The ingestion module is where the platform stops being a toy. Lesson 1 of foundations builds tables from VALUES; ingestion replaces that with dlt pipelines that pull three real Scandinavian and international news-recommendation datasets into local Parquet files queryable by DuckDB.

The point of the module is not “we can call an HTTP endpoint.” The point is that each publisher has its own raw shape, and the ingestion layer has to preserve that fidelity while still letting downstream models work against a canonical unified view.

  • EB-NeRD is the primary substrate. Released by Ekstra Bladet (inside the JP/Politikens media group), it carries Danish article text, per-article sentiment scores, and impression logs at real volume.
  • Adressa adds a Norwegian local-news comparison point. Different session shape, no sentiment scores, more cold-start sparsity.
  • MIND is the Microsoft News dataset — English, broader category taxonomy, longer impression slates. It tests whether the platform survives a publisher whose semantics differ at the schema level.

The cross-publisher work is the test of the architectural claim. If the ranker, evaluation, and editor only worked on EB-NeRD, the platform would not actually be a platform — it would be a single-publisher application with a docs site stapled on.

The ingestion code lives in tutorial/serving/src/serving/dlt_pipeline.py.

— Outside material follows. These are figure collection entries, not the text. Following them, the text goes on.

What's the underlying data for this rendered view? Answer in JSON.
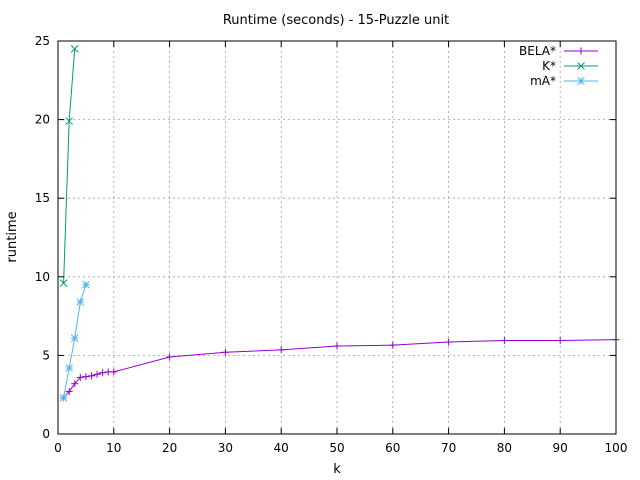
{
  "chart_data": {
    "type": "line",
    "title": "Runtime (seconds) - 15-Puzzle unit",
    "xlabel": "k",
    "ylabel": "runtime",
    "xlim": [
      0,
      100
    ],
    "ylim": [
      0,
      25
    ],
    "xticks": [
      0,
      10,
      20,
      30,
      40,
      50,
      60,
      70,
      80,
      90,
      100
    ],
    "yticks": [
      0,
      5,
      10,
      15,
      20,
      25
    ],
    "grid": true,
    "legend_position": "top-right",
    "series": [
      {
        "name": "BELA*",
        "color": "#9400d3",
        "marker": "plus",
        "x": [
          1,
          2,
          3,
          4,
          5,
          6,
          7,
          8,
          9,
          10,
          20,
          30,
          40,
          50,
          60,
          70,
          80,
          90,
          100
        ],
        "y": [
          2.3,
          2.7,
          3.2,
          3.6,
          3.65,
          3.7,
          3.8,
          3.9,
          3.95,
          3.95,
          4.9,
          5.2,
          5.35,
          5.6,
          5.65,
          5.85,
          5.95,
          5.95,
          6.0
        ]
      },
      {
        "name": "K*",
        "color": "#009e73",
        "marker": "x",
        "x": [
          1,
          2,
          3
        ],
        "y": [
          9.6,
          19.9,
          24.5
        ]
      },
      {
        "name": "mA*",
        "color": "#56b4e9",
        "marker": "star",
        "x": [
          1,
          2,
          3,
          4,
          5
        ],
        "y": [
          2.3,
          4.2,
          6.1,
          8.4,
          9.5
        ]
      }
    ]
  }
}
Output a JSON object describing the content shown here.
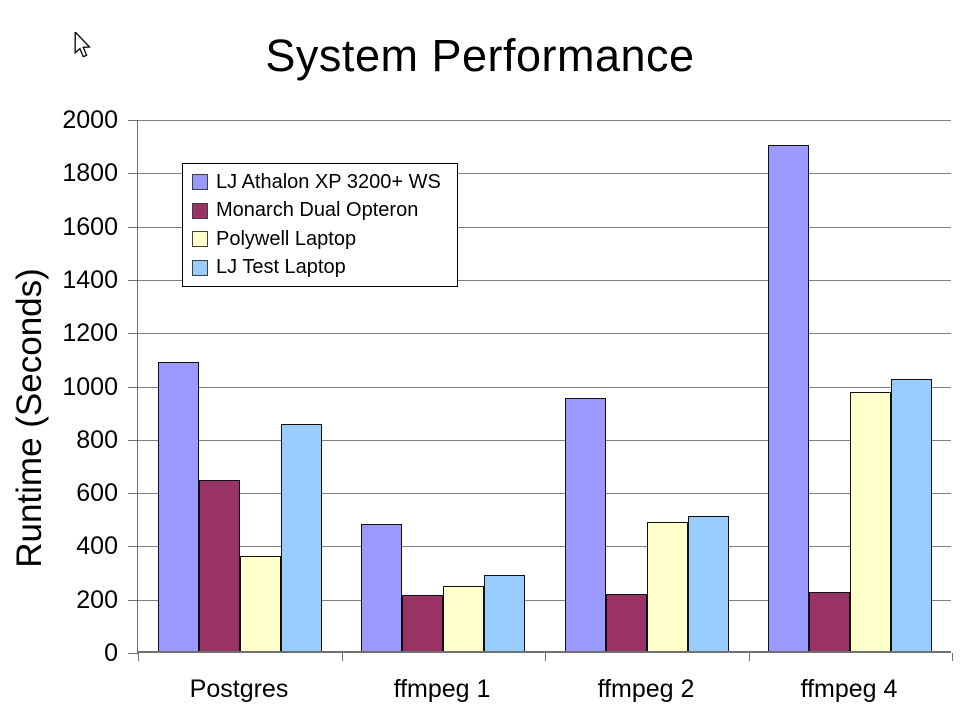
{
  "title": "System Performance",
  "icons": {
    "cursor": "mouse-arrow-cursor"
  },
  "colors": {
    "background": "#FFFFFF",
    "gridline": "#808080",
    "axis": "#707070",
    "bar_border": "#101010",
    "text": "#000000"
  },
  "chart_data": {
    "type": "bar",
    "title": "System Performance",
    "xlabel": "",
    "ylabel": "Runtime (Seconds)",
    "categories": [
      "Postgres",
      "ffmpeg 1",
      "ffmpeg 2",
      "ffmpeg 4"
    ],
    "series": [
      {
        "name": "LJ Athalon XP 3200+ WS",
        "color": "#9999FF",
        "values": [
          1085,
          475,
          950,
          1900
        ]
      },
      {
        "name": "Monarch Dual Opteron",
        "color": "#993366",
        "values": [
          640,
          210,
          215,
          220
        ]
      },
      {
        "name": "Polywell Laptop",
        "color": "#FFFFCC",
        "values": [
          355,
          245,
          485,
          970
        ]
      },
      {
        "name": "LJ Test Laptop",
        "color": "#99CCFF",
        "values": [
          850,
          285,
          505,
          1020
        ]
      }
    ],
    "ylim": [
      0,
      2000
    ],
    "ytick_step": 200,
    "ytick_labels": [
      "0",
      "200",
      "400",
      "600",
      "800",
      "1000",
      "1200",
      "1400",
      "1600",
      "1800",
      "2000"
    ],
    "grid": true,
    "legend_position": "upper-left-inside"
  }
}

Three dlt sources land into local Parquet under data/raw/<publisher>/, git-ignored by design (ADR-0014: data is regenerated or re-downloaded, never committed). The Dagster wrapping that exposes each source as a materialisable asset is in tutorial/serving/src/serving/definitions.py — see the orchestration module for how schedules and sensors are wired on top.

Tests anchor the publisher-specific behaviour:

The whole module’s payoff is one downstream view: stg_unified_impressions (source). It is the first place every publisher meets on equal terms — user_id, article_id, event_type, event_at, publisher. Everything publisher- specific stays in stg_<publisher>_* models; everything cross-publisher reads from the unified view.

That boundary is not just plumbing. It is how the platform keeps comparison honest. A sentiment metric cannot pretend Adressa has EB-NeRD’s sentiment_score. The ranker degrades gracefully (the sentiment soft-term contributes zero when no score exists), and the evaluation harness reports metric availability per publisher rather than inventing values. Graceful degradation is an accountability feature.

Once data is landed and unified, transformation reshapes it into mart-level features: article metadata, user histories, embeddings. Orchestration is where the dlt sources become Dagster assets with checks, schedules, and sensors.